There is a `flip side' to this, though.  Since Unix provides few record
models (the only one commonly available is the newline-delimited text
line), programmers are not tempted to invent new formats that other
applications cannot deal with.  The classic example is RMS `print file
format'.  It sounds reasonable enough:  A print file is intended to be
printed, and the program to print files can make sure that the file is
a print file.  Alas, when it comes time to make a quick tweak, one
discovers that the editor (EDT) cannot edit print files.  The report
must be out in ten minutes, but you will have to go back and change the
original and re-run it, and of course that takes 30 minutes....
(Certainly the above happens rarely; if the programmers using the
system maintain some self-discipline, they will not go off and invent
new file formats when an existing one does the job.  Someone should
have told that to the author of RUNOFF:  Its output should be a *text*
file.)

In summary: the major difference is that Unix `records' are in the eye
of the beholder, and not (as in VMS) supplied as any part of the
system.  They are there when you truly need them; they are not there
when you do not want them.  In VMS you must bypass or fool RMS if you
do not want them.  (Apparently fooling RMS is easy, and might better
be called `asking RMS nicely'.)
-- 
In-Real-Life: Chris Torek, Univ of MD Comp Sci Dept (+1 301 454 7163)
Domain:	chris@mimsy.umd.edu	Path:	uunet!mimsy!chris

sommar@enea.se (Erland Sommarskog) (10/02/88)

Chris Torek (chris@mimsy.UUCP) writes:
>The classic example is RMS `print file
>format'.  It sounds reasonable enough:  A print file is intended to be
>printed, and the program to print files can make sure that the file is
>a print file.  Alas, when it comes time to make a quick tweak, one
>discovers that the editor (EDT) cannot edit print files.  
>...
>Someone should
>have told that to the author of RUNOFF:  Its output should be a *text*
>file.)

I just tried RUNOFF. If we forget these CR-LF at the end of each line, 
it gave a perfectly normal text file.
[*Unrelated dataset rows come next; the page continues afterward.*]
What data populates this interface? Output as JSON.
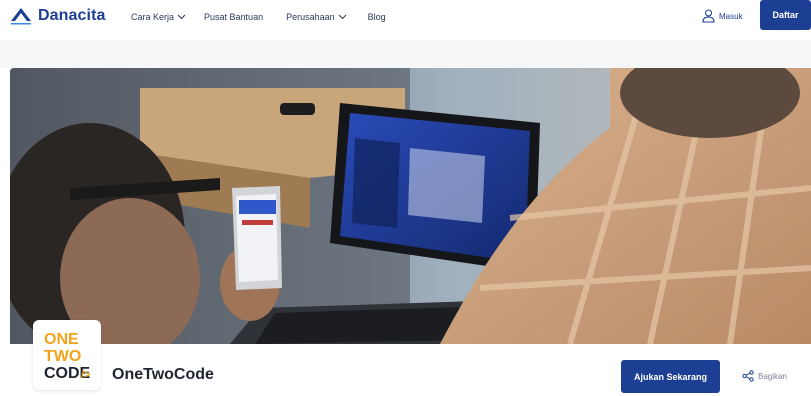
{
  "brand": {
    "name": "Danacita",
    "color": "#1d3f93"
  },
  "nav": {
    "items": [
      {
        "label": "Cara Kerja",
        "has_dropdown": true
      },
      {
        "label": "Pusat Bantuan",
        "has_dropdown": false
      },
      {
        "label": "Perusahaan",
        "has_dropdown": true
      },
      {
        "label": "Blog",
        "has_dropdown": false
      }
    ],
    "login_label": "Masuk",
    "signup_label": "Daftar"
  },
  "company": {
    "logo_lines": [
      "ONE",
      "TWO",
      "CODE"
    ],
    "logo_suffix": "/>",
    "name": "OneTwoCode"
  },
  "actions": {
    "apply_label": "Ajukan Sekarang",
    "share_label": "Bagikan"
  },
  "colors": {
    "primary": "#1d3f93",
    "logo_orange": "#f2a31b",
    "logo_dark": "#1f2430"
  }
}
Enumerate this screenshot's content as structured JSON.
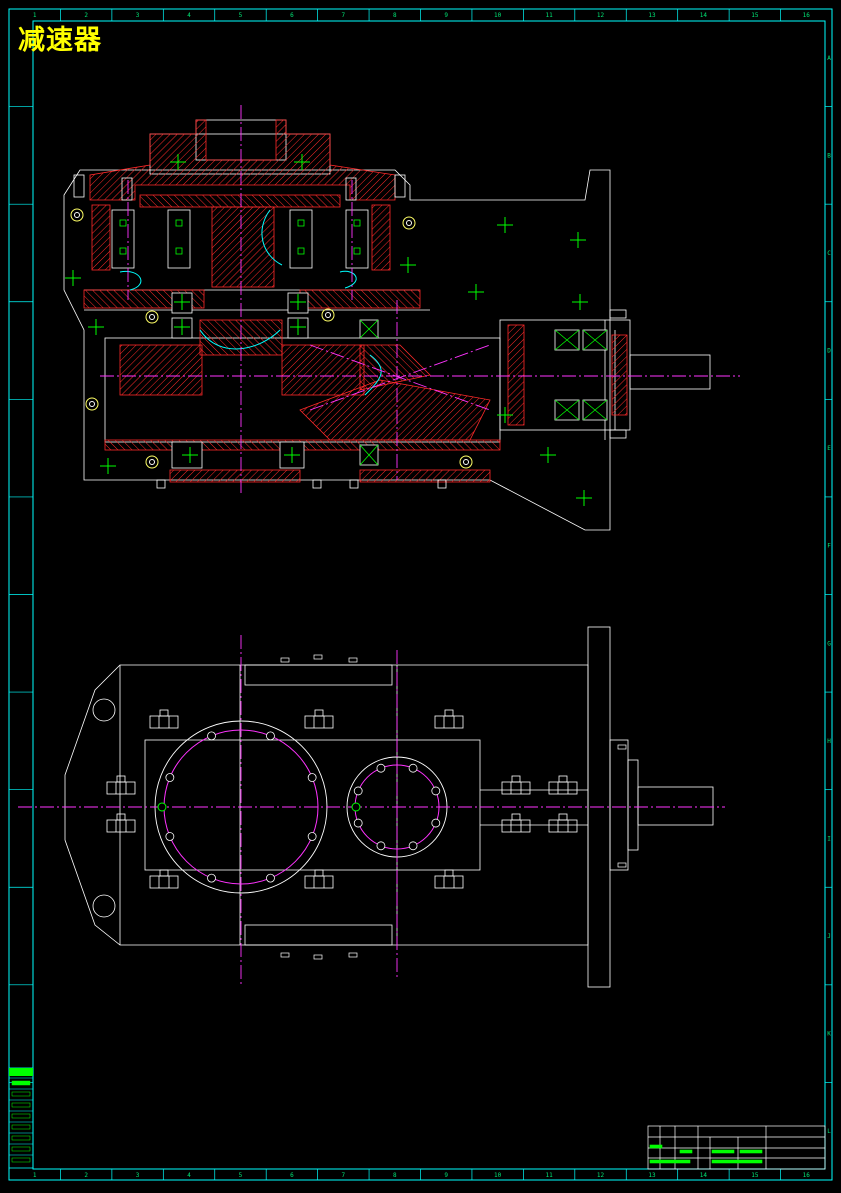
{
  "drawing": {
    "title": "减速器",
    "colors": {
      "background": "#000000",
      "frame": "#00ffff",
      "outline": "#ffffff",
      "hatch": "#ff2a2a",
      "centerline": "#ff33ff",
      "center_mark": "#00ff00",
      "weld": "#00ffff",
      "title_text": "#ffff00",
      "zone_text": "#00e676"
    },
    "zones": {
      "columns": [
        "1",
        "2",
        "3",
        "4",
        "5",
        "6",
        "7",
        "8",
        "9",
        "10",
        "11",
        "12",
        "13",
        "14",
        "15",
        "16"
      ],
      "rows": [
        "A",
        "B",
        "C",
        "D",
        "E",
        "F",
        "G",
        "H",
        "I",
        "J",
        "K",
        "L"
      ]
    },
    "views": [
      {
        "name": "sectional-front-view",
        "icon": "gear-section-icon"
      },
      {
        "name": "top-plan-view",
        "icon": "housing-plan-icon"
      }
    ]
  }
}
I guess they have modified RUNOFF
since Chris played with VMS.
  But there are other facilities that use weird formats. The report 
generator in VAX-Cobol produces VFC files (I think it is.) The editor
(TPU these days, *not* EDT) doesn't mind it, but I haven't tried to
write the file back to disk, which I suspect would result in a "file is
converted to a supported format".
-- 
Erland Sommarskog            
ENEA Data, Stockholm         
sommar@enea.UUCP

gwyn@smoke.ARPA (Doug Gwyn ) (10/03/88)

In article <13800@mimsy.UUCP> chris@mimsy.UUCP (Chris Torek) writes:
>In summary: the major difference is that Unix `records' are in the eye
>of the beholder, and not (as in VMS) supplied as any part of the
>system.

Chris's summary was pretty good, but in case anyone wasn't aware, he
was describing *disk files*.  Some of the more general notions of
"file" in UNIX really do have records, magtape and terminal input
being the obvious ones.  Of course the record structure is forced by
the nature of these devices, so it isn't a design botch, but it is
something one should be aware of.  I recall not long ago finding out
much to my annoyance that at least one version of "cat" was losing
record size information due to having been converted to stdio instead
of read/write.  And yes, it DID matter.